Impotente, assisti à agonia.
Aos últimos paroxismos com a pata branca entalada entre os dedos.
Confesso que chorei. Acabara de
perder um amigo, daqueles que raramente existem entre os homens.
E no
entanto sabia, que seus doze anos não permitiriam longa vida.
Ainda que reconheça que a morte
é o novo nascimento. Que se nasce em dor e em dor se morre, para renascer para
a Vida. Vejo-a como um mistério, mistério não totalmente revelado.
Passamos a vida mergulhados em
sonhos: Quando crescer; quando completar o curso; quando casar; quando tiver
filhos; quando me reformar, hei-de fazer isto e aquilo.
O tempo passa, passam os anos,
e sempre a viver de quimera em quimera.
Desde que tivesse o prato cheio
e o carinho dos donos, o Boby era feliz. Não aspirava riqueza, fama, poder, prestígio,
como os humanos, que se afadigam a obterem centelhas de sucesso.

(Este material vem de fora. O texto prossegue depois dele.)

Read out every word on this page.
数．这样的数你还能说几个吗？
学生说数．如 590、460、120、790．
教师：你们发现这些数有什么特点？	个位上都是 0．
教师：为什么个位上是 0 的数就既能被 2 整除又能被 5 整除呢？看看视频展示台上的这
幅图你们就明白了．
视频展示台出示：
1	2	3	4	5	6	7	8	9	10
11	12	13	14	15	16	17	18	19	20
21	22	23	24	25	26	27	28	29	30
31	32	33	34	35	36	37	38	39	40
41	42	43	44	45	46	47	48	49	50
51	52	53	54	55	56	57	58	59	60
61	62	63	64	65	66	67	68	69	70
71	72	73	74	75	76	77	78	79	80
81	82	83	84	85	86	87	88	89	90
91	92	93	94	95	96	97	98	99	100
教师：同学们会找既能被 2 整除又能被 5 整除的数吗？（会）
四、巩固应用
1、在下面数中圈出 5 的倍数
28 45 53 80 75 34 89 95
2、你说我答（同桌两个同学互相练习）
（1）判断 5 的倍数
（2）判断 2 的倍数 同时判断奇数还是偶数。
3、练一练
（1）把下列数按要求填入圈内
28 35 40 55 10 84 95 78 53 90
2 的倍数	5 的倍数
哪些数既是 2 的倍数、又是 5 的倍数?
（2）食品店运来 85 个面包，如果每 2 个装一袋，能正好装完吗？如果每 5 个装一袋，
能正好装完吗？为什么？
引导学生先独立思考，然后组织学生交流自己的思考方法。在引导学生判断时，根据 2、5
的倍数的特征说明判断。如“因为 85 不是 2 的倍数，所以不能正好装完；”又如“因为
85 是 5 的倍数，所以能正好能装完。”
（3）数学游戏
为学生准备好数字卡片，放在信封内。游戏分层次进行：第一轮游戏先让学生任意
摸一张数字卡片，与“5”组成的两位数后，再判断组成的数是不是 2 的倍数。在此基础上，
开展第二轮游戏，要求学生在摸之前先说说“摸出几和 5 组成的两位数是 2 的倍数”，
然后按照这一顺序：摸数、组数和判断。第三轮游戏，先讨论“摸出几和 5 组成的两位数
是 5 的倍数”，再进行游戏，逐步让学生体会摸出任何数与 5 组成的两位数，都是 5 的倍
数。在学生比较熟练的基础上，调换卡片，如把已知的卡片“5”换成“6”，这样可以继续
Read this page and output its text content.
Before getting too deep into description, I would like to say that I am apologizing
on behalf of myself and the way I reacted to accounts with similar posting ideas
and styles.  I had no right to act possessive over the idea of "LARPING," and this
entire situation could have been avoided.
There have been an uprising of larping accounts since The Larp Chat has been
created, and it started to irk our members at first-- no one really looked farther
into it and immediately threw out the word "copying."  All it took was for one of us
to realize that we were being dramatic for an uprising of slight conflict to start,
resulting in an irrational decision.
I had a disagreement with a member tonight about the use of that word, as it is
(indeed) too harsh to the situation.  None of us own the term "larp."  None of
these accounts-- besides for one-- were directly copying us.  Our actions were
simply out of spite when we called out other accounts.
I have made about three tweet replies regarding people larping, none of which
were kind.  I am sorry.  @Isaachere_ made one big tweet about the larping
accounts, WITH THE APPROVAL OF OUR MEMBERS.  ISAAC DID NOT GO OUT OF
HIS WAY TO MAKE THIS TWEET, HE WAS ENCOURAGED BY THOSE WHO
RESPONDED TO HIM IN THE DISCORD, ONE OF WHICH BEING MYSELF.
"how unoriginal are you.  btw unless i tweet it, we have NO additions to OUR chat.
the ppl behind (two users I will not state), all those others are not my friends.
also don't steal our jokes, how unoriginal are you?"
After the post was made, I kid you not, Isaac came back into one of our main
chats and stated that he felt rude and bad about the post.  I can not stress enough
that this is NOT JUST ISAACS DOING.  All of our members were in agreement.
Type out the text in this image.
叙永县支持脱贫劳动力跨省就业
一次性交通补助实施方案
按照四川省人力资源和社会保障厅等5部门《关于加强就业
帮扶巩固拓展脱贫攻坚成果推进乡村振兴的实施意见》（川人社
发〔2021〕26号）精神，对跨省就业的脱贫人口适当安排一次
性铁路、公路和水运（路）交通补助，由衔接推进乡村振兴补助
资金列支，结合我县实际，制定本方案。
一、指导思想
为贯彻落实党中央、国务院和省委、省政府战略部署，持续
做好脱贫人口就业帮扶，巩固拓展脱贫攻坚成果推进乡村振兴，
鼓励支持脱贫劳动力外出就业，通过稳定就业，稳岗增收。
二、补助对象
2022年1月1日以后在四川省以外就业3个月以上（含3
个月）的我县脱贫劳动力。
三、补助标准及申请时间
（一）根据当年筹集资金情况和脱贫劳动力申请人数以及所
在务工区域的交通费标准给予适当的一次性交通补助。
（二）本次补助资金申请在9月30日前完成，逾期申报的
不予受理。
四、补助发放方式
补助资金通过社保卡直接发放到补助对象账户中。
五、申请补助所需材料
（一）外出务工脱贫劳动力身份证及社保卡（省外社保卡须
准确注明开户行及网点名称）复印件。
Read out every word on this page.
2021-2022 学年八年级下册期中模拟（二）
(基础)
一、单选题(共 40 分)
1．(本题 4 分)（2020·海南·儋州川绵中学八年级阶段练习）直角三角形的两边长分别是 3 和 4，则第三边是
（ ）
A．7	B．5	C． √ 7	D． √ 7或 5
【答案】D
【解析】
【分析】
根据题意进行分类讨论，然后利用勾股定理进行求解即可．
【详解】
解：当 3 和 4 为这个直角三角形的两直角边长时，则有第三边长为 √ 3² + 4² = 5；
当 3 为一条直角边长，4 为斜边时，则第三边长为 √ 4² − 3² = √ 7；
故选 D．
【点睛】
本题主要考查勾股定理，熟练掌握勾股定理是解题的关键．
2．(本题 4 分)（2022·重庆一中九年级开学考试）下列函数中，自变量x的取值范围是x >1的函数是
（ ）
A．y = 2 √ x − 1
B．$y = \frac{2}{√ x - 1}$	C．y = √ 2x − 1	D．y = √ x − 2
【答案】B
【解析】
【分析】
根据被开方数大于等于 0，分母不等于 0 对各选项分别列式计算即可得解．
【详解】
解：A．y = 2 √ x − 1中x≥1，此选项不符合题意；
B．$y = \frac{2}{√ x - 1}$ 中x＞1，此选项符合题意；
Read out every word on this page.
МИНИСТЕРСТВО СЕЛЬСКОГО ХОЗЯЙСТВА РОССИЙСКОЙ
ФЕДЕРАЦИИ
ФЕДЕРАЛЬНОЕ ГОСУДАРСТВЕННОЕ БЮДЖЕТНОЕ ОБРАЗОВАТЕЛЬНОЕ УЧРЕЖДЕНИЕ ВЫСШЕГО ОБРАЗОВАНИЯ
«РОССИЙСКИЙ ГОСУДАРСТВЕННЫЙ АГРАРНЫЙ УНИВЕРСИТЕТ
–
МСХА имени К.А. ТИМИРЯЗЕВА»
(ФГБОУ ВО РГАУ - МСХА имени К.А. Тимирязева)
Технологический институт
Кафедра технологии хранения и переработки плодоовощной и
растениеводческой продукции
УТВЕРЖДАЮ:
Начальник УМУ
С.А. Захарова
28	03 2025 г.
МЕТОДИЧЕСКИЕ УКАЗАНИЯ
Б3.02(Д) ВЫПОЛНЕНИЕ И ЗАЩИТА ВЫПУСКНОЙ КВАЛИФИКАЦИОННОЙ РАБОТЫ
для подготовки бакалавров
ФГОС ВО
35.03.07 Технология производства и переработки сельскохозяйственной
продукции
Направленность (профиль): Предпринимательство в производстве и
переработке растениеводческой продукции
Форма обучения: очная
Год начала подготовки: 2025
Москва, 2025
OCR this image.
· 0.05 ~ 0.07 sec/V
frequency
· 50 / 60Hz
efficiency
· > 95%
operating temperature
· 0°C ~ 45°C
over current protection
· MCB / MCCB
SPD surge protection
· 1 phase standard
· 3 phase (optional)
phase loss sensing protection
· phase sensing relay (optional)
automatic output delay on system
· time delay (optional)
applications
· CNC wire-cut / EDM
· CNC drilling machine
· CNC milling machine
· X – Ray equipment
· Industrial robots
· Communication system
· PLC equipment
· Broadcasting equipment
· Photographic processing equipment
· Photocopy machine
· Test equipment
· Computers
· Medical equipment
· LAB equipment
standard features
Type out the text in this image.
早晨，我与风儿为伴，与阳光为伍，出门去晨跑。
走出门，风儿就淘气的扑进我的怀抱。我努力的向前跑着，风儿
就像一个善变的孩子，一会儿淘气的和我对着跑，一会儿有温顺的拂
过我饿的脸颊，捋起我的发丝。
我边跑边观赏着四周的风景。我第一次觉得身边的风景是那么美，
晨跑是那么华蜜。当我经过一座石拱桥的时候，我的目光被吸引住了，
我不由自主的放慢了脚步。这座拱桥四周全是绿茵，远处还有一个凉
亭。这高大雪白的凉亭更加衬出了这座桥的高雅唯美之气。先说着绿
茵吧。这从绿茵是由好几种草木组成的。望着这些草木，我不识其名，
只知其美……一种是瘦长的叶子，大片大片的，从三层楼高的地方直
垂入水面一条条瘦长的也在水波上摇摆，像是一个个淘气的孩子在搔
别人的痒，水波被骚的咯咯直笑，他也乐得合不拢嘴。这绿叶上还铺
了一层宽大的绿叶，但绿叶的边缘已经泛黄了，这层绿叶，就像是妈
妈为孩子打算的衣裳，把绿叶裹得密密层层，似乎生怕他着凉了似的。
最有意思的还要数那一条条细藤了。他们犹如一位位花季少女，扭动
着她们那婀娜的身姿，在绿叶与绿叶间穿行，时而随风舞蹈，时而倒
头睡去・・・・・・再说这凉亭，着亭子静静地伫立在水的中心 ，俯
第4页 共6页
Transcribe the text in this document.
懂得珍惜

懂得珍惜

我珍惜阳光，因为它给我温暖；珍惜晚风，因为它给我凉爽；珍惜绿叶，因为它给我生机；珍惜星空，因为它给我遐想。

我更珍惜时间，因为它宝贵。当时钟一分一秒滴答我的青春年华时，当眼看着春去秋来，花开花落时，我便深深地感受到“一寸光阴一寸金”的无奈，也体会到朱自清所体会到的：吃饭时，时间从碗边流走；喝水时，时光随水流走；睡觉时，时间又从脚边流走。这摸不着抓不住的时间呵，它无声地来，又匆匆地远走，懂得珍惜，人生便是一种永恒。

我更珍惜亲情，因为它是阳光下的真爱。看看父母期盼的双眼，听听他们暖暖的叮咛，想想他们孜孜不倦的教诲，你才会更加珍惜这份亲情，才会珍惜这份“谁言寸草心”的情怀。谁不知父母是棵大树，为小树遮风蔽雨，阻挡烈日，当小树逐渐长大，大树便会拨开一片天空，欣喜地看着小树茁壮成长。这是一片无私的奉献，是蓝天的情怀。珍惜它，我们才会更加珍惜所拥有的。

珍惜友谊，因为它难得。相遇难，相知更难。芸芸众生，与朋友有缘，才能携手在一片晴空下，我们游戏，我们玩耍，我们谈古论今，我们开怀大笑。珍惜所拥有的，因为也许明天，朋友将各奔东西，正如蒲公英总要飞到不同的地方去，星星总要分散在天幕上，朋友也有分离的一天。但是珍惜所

Atropelam-se uns aos outros,
maltratam-se para serem os primeiros, os melhores, como se fossem eternos, como
se fossem deuses.
Olvidam que tudo é passageiro:
a beleza desaparece, a riqueza passa, a fama não mais é que fogo de artificio:
incendeia, rebrilha, reluz, e morre para sempre.
Velho e sábio filósofo da
antiga China, sempre dizia ao ouvir louvar um intelectual: “ Daqui a cem anos,
nem ele, nem esta desprezível mosca, que cruza o ar, serão lembrados!” Tudo
passa! Tudo esquece!
O Eclesiastes
tinha razão ao asseverar: Tudo é vaidade!
Em breve milhares de crentes
vão enflorar campas, rezar pelos entes falecidos. É gesto de saudade e ternura;
mas poucos, muito poucos, recordam-se deles no quotidiano.
No entanto, muitos objetos,
utensílios, que usam, que afirmam serem deles, já foram dos seus antepassados.
Quem se lembra das privações,
das horas de profunda amargura, que a mãe, o pai, passou para que pudessem
cursar o ensino superior?
Quantos, bem instalados na
sociedade, recordam que o conforto que possuem, devem aos pais, a avós, que se
privaram de muito, para que tivessem sucesso, fama, poder e dinheiro?
Neste dia tão significativo,
dedicado aos nossos ascendentes falecidos, saibamos agradecer em oração:
- Obrigado, mãe, pelo vestido
que não tiveste, para que nada me faltasse. Obrigado, pai, que com o teu
trabalho, pagaste os meus estudos. Obrigado antepassados, que repousam na
eternidade. Sem vós não teria vida Obrigado a todos, porque dentro de mim, vive
um pouco de todos. Porque sou um pouco de cada um.